Breach, Data Security, Encryption, Network Security, Threat Management, Vulnerability Management

Gawker breach prompts LinkedIn, Yahoo password resets

The recent theft of approximately 1.3 million account details from the servers of online media company Gawker has prompted password resets at a number of popular websites, including Yahoo, LinkedIn and Blizzard Entertainment's World of Warcraft.

Social media site LinkedIn said it has identified a “very small fraction” of its members whose accounts could potentially be affected by the breach.

“As we closely monitored the situation, we decided it was imperative to take pre-emptive action to help ensure that those leaked passwords were not being used to attack any LinkedIn members,” Vincente Silveira, principal product manager at LinkedIn, wrote in a blog post Tuesday.

Gawker disclosed on Sunday that its servers were compromised by hackers to steal readers' emails and passwords belonging to its properties, including Lifehacker, Gizmodo, Gawker, Jezebel, io9, Jalopnik, Kotaku, Deadspin and Fleshbot.

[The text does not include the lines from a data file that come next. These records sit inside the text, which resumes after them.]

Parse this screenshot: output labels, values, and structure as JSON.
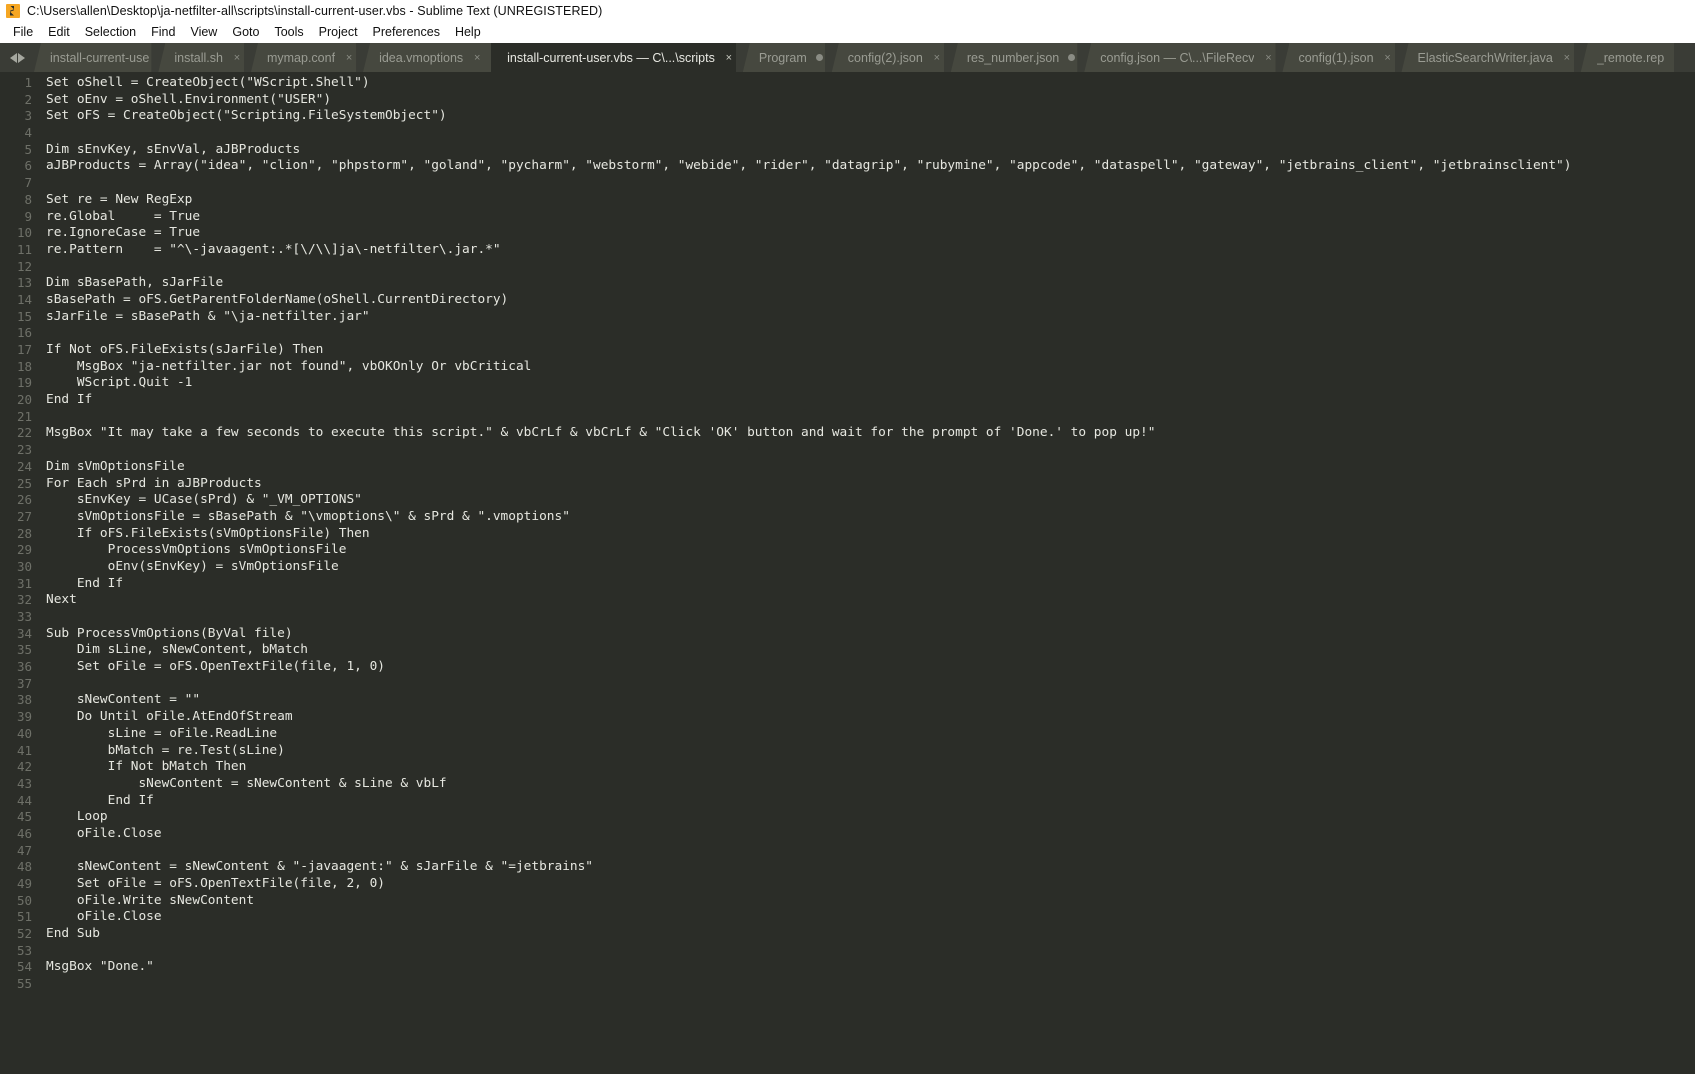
{
  "window": {
    "title": "C:\\Users\\allen\\Desktop\\ja-netfilter-all\\scripts\\install-current-user.vbs - Sublime Text (UNREGISTERED)",
    "app_icon": "sublime-text-icon"
  },
  "menu": {
    "items": [
      {
        "label": "File"
      },
      {
        "label": "Edit"
      },
      {
        "label": "Selection"
      },
      {
        "label": "Find"
      },
      {
        "label": "View"
      },
      {
        "label": "Goto"
      },
      {
        "label": "Tools"
      },
      {
        "label": "Project"
      },
      {
        "label": "Preferences"
      },
      {
        "label": "Help"
      }
    ]
  },
  "tabbar": {
    "prev_icon": "chevron-left-icon",
    "next_icon": "chevron-right-icon",
    "close_glyph": "×",
    "tabs": [
      {
        "label": "install-current-use",
        "state": "clean",
        "active": false,
        "indicator": "none"
      },
      {
        "label": "install.sh",
        "state": "clean",
        "active": false,
        "indicator": "close"
      },
      {
        "label": "mymap.conf",
        "state": "clean",
        "active": false,
        "indicator": "close"
      },
      {
        "label": "idea.vmoptions",
        "state": "clean",
        "active": false,
        "indicator": "close"
      },
      {
        "label": "install-current-user.vbs — C\\...\\scripts",
        "state": "clean",
        "active": true,
        "indicator": "close"
      },
      {
        "label": "Program",
        "state": "dirty",
        "active": false,
        "indicator": "dot"
      },
      {
        "label": "config(2).json",
        "state": "clean",
        "active": false,
        "indicator": "close"
      },
      {
        "label": "res_number.json",
        "state": "dirty",
        "active": false,
        "indicator": "dot"
      },
      {
        "label": "config.json — C\\...\\FileRecv",
        "state": "clean",
        "active": false,
        "indicator": "close"
      },
      {
        "label": "config(1).json",
        "state": "clean",
        "active": false,
        "indicator": "close"
      },
      {
        "label": "ElasticSearchWriter.java",
        "state": "clean",
        "active": false,
        "indicator": "close"
      },
      {
        "label": "_remote.rep",
        "state": "clean",
        "active": false,
        "indicator": "none"
      }
    ]
  },
  "editor": {
    "first_line_number": 1,
    "line_count": 55,
    "colors": {
      "background": "#2b2d28",
      "foreground": "#e6e7e0",
      "gutter_foreground": "#6e7068",
      "tabbar_background": "#3a3c36",
      "tab_inactive": "#46483f",
      "accent": "#f5a623"
    },
    "lines": [
      "Set oShell = CreateObject(\"WScript.Shell\")",
      "Set oEnv = oShell.Environment(\"USER\")",
      "Set oFS = CreateObject(\"Scripting.FileSystemObject\")",
      "",
      "Dim sEnvKey, sEnvVal, aJBProducts",
      "aJBProducts = Array(\"idea\", \"clion\", \"phpstorm\", \"goland\", \"pycharm\", \"webstorm\", \"webide\", \"rider\", \"datagrip\", \"rubymine\", \"appcode\", \"dataspell\", \"gateway\", \"jetbrains_client\", \"jetbrainsclient\")",
      "",
      "Set re = New RegExp",
      "re.Global     = True",
      "re.IgnoreCase = True",
      "re.Pattern    = \"^\\-javaagent:.*[\\/\\\\]ja\\-netfilter\\.jar.*\"",
      "",
      "Dim sBasePath, sJarFile",
      "sBasePath = oFS.GetParentFolderName(oShell.CurrentDirectory)",
      "sJarFile = sBasePath & \"\\ja-netfilter.jar\"",
      "",
      "If Not oFS.FileExists(sJarFile) Then",
      "    MsgBox \"ja-netfilter.jar not found\", vbOKOnly Or vbCritical",
      "    WScript.Quit -1",
      "End If",
      "",
      "MsgBox \"It may take a few seconds to execute this script.\" & vbCrLf & vbCrLf & \"Click 'OK' button and wait for the prompt of 'Done.' to pop up!\"",
      "",
      "Dim sVmOptionsFile",
      "For Each sPrd in aJBProducts",
      "    sEnvKey = UCase(sPrd) & \"_VM_OPTIONS\"",
      "    sVmOptionsFile = sBasePath & \"\\vmoptions\\\" & sPrd & \".vmoptions\"",
      "    If oFS.FileExists(sVmOptionsFile) Then",
      "        ProcessVmOptions sVmOptionsFile",
      "        oEnv(sEnvKey) = sVmOptionsFile",
      "    End If",
      "Next",
      "",
      "Sub ProcessVmOptions(ByVal file)",
      "    Dim sLine, sNewContent, bMatch",
      "    Set oFile = oFS.OpenTextFile(file, 1, 0)",
      "",
      "    sNewContent = \"\"",
      "    Do Until oFile.AtEndOfStream",
      "        sLine = oFile.ReadLine",
      "        bMatch = re.Test(sLine)",
      "        If Not bMatch Then",
      "            sNewContent = sNewContent & sLine & vbLf",
      "        End If",
      "    Loop",
      "    oFile.Close",
      "",
      "    sNewContent = sNewContent & \"-javaagent:\" & sJarFile & \"=jetbrains\"",
      "    Set oFile = oFS.OpenTextFile(file, 2, 0)",
      "    oFile.Write sNewContent",
      "    oFile.Close",
      "End Sub",
      "",
      "MsgBox \"Done.\"",
      ""
    ]
  }
}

The stolen passwords were posted on The Pirate Bay, a Swedish-based website that indexes BitTorrent files, allowing others to compromise user accounts.

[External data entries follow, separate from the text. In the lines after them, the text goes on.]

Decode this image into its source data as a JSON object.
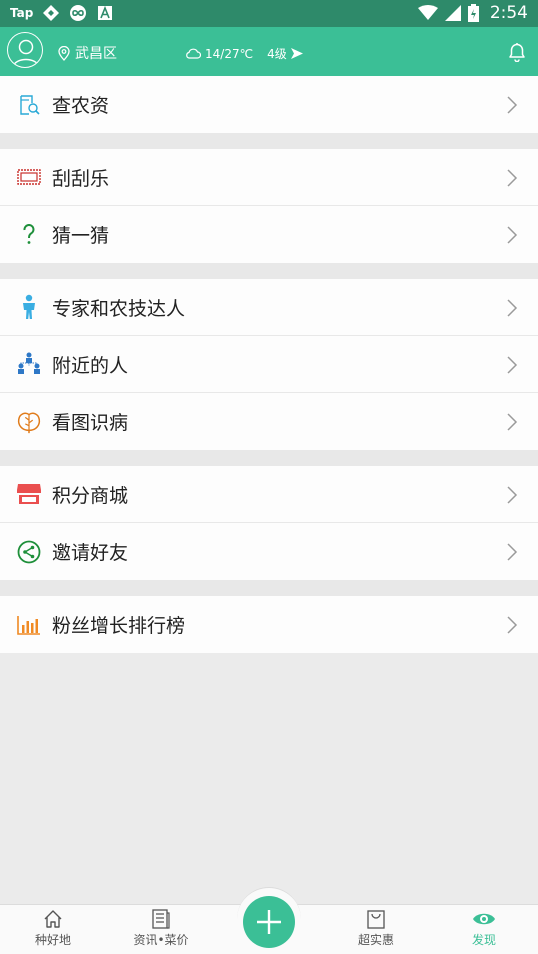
{
  "status_bar": {
    "left_label": "Tap",
    "time": "2:54",
    "icons": [
      "tap-icon",
      "diamond-app-icon",
      "infinity-app-icon",
      "a-app-icon",
      "wifi-icon",
      "signal-icon",
      "battery-icon"
    ]
  },
  "header": {
    "location": "武昌区",
    "temperature": "14/27℃",
    "wind": "4级",
    "colors": {
      "brand": "#3bbf96",
      "status_bar": "#2e8a6a"
    }
  },
  "menu": {
    "groups": [
      {
        "items": [
          {
            "label": "查农资",
            "icon": "search-doc-icon"
          }
        ]
      },
      {
        "items": [
          {
            "label": "刮刮乐",
            "icon": "ticket-icon"
          },
          {
            "label": "猜一猜",
            "icon": "question-icon"
          }
        ]
      },
      {
        "items": [
          {
            "label": "专家和农技达人",
            "icon": "expert-icon"
          },
          {
            "label": "附近的人",
            "icon": "nearby-people-icon"
          },
          {
            "label": "看图识病",
            "icon": "plant-disease-icon"
          }
        ]
      },
      {
        "items": [
          {
            "label": "积分商城",
            "icon": "shop-icon"
          },
          {
            "label": "邀请好友",
            "icon": "share-icon"
          }
        ]
      },
      {
        "items": [
          {
            "label": "粉丝增长排行榜",
            "icon": "bar-chart-icon"
          }
        ]
      }
    ]
  },
  "bottom_nav": {
    "tabs": [
      {
        "label": "种好地",
        "icon": "home-icon",
        "active": false
      },
      {
        "label": "资讯•菜价",
        "icon": "news-icon",
        "active": false
      },
      {
        "label": "超实惠",
        "icon": "bag-icon",
        "active": false
      },
      {
        "label": "发现",
        "icon": "eye-icon",
        "active": true
      }
    ],
    "fab_icon": "plus-icon"
  }
}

A hacking group, Gnosis, has taken responsibility for the intrusion, the company said.

As a result of the breach, Twitter has also reset affected users' passwords, but not before hundreds of thousands of Twitter accounts were compromised to spread bogus tweets promoting the so-called Acai berry diet. The fake messages were posted from Twitter accounts of individuals that used the same password for both Gawker and Twitter.

Like LinkedIn, several other companies decided to reset users' passwords as a result of the breach, including Blizzard Entertainment, maker of the popular online game World of Warcraft and search giant Yahoo.

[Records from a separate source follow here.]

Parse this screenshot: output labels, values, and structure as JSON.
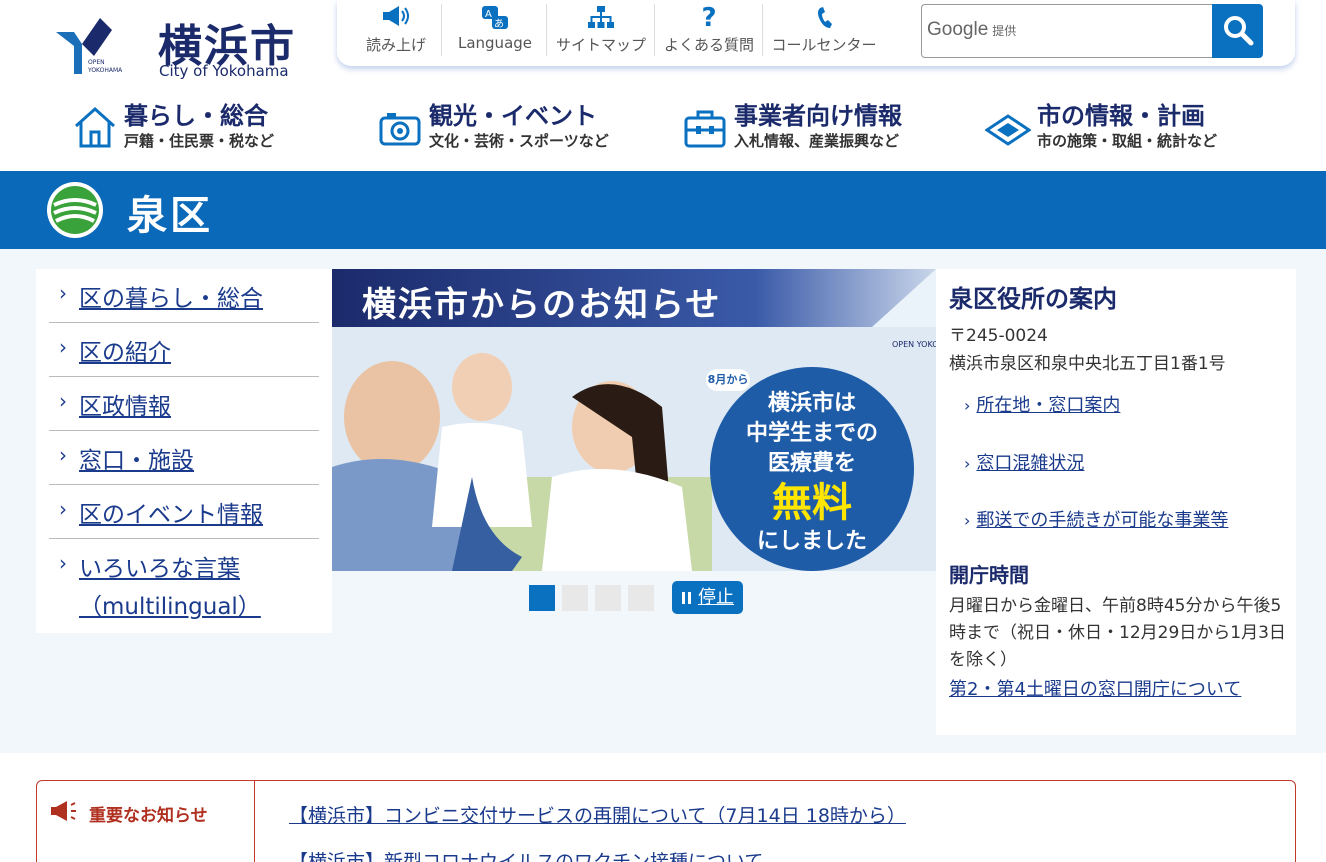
{
  "header": {
    "logo_kanji": "横浜市",
    "logo_en": "City of Yokohama",
    "logo_mark_text": "OPEN YOKOHAMA",
    "util": [
      {
        "label": "読み上げ",
        "icon": "speaker-icon"
      },
      {
        "label": "Language",
        "icon": "language-icon"
      },
      {
        "label": "サイトマップ",
        "icon": "sitemap-icon"
      },
      {
        "label": "よくある質問",
        "icon": "question-icon"
      },
      {
        "label": "コールセンター",
        "icon": "phone-icon"
      }
    ],
    "search": {
      "brand": "Google",
      "brand_sub": "提供",
      "button_icon": "search-icon"
    }
  },
  "mainnav": [
    {
      "title": "暮らし・総合",
      "sub": "戸籍・住民票・税など",
      "icon": "house-icon"
    },
    {
      "title": "観光・イベント",
      "sub": "文化・芸術・スポーツなど",
      "icon": "camera-icon"
    },
    {
      "title": "事業者向け情報",
      "sub": "入札情報、産業振興など",
      "icon": "briefcase-icon"
    },
    {
      "title": "市の情報・計画",
      "sub": "市の施策・取組・統計など",
      "icon": "diamond-icon"
    }
  ],
  "ward": {
    "name": "泉区"
  },
  "leftnav": [
    {
      "label": "区の暮らし・総合"
    },
    {
      "label": "区の紹介"
    },
    {
      "label": "区政情報"
    },
    {
      "label": "窓口・施設"
    },
    {
      "label": "区のイベント情報"
    },
    {
      "label": "いろいろな言葉",
      "label2": "（multilingual）"
    }
  ],
  "slider": {
    "heading": "横浜市からのお知らせ",
    "badge_tag": "8月から",
    "badge_line1": "横浜市は",
    "badge_line2": "中学生までの",
    "badge_line3": "医療費を",
    "badge_free": "無料",
    "badge_line4": "にしました",
    "stop_label": "停止",
    "dots": 4,
    "active_dot": 1
  },
  "office": {
    "title": "泉区役所の案内",
    "postal": "〒245-0024",
    "address": "横浜市泉区和泉中央北五丁目1番1号",
    "links": [
      "所在地・窓口案内",
      "窓口混雑状況",
      "郵送での手続きが可能な事業等"
    ],
    "hours_title": "開庁時間",
    "hours_text": "月曜日から金曜日、午前8時45分から午後5時まで（祝日・休日・12月29日から1月3日を除く）",
    "hours_link": "第2・第4土曜日の窓口開庁について"
  },
  "notice": {
    "title": "重要なお知らせ",
    "items": [
      "【横浜市】コンビニ交付サービスの再開について（7月14日 18時から）",
      "【横浜市】新型コロナウイルスのワクチン接種について"
    ]
  },
  "colors": {
    "brand_blue": "#0a69b8",
    "navy": "#1b2a6b",
    "alert_red": "#b03020",
    "green": "#3aa23a"
  }
}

“To help minimize the effects of this compromise – namely for players who might be using the same login information for their Gawker Media accounts and their Battle.net [World of Warcraft] accounts – we issued password-reset emails for several accounts,” Blizzard Entertainment wrote in a security alert on its website Wednesday.

Meanwhile, an analysis of the breached data by researchers at two-factor authentication provider Duo Security has revealed that easy-to-guess passwords are still favored among users. The most common password among Gawker users was “123456,” followed by “password” and “12345678.” Rounding out the top five most common passwords were “qwerty,” representing the first six letters of the keyboard layout, then “abc123.”

Gawker committed several security failures that led to the breach, one of which was the use of an antiquated encryption algorithm to protect users' passwords, Seth Hanford, operations team lead for Cisco's IntelliShield vulnerability and threat analysis team, wrote in a blog post Wednesday. The online media company was using the Digital Encryption Standard (DES), an encryption algorithm that was broken in the 1990s.

Researchers at Duo Security used a password hash cracking tool called “John the Ripper” to easily brute force the password hashes posted online by the Gawker hackers.

“DES encryption of user passwords is very poor practice in 2010,” Hanford wrote.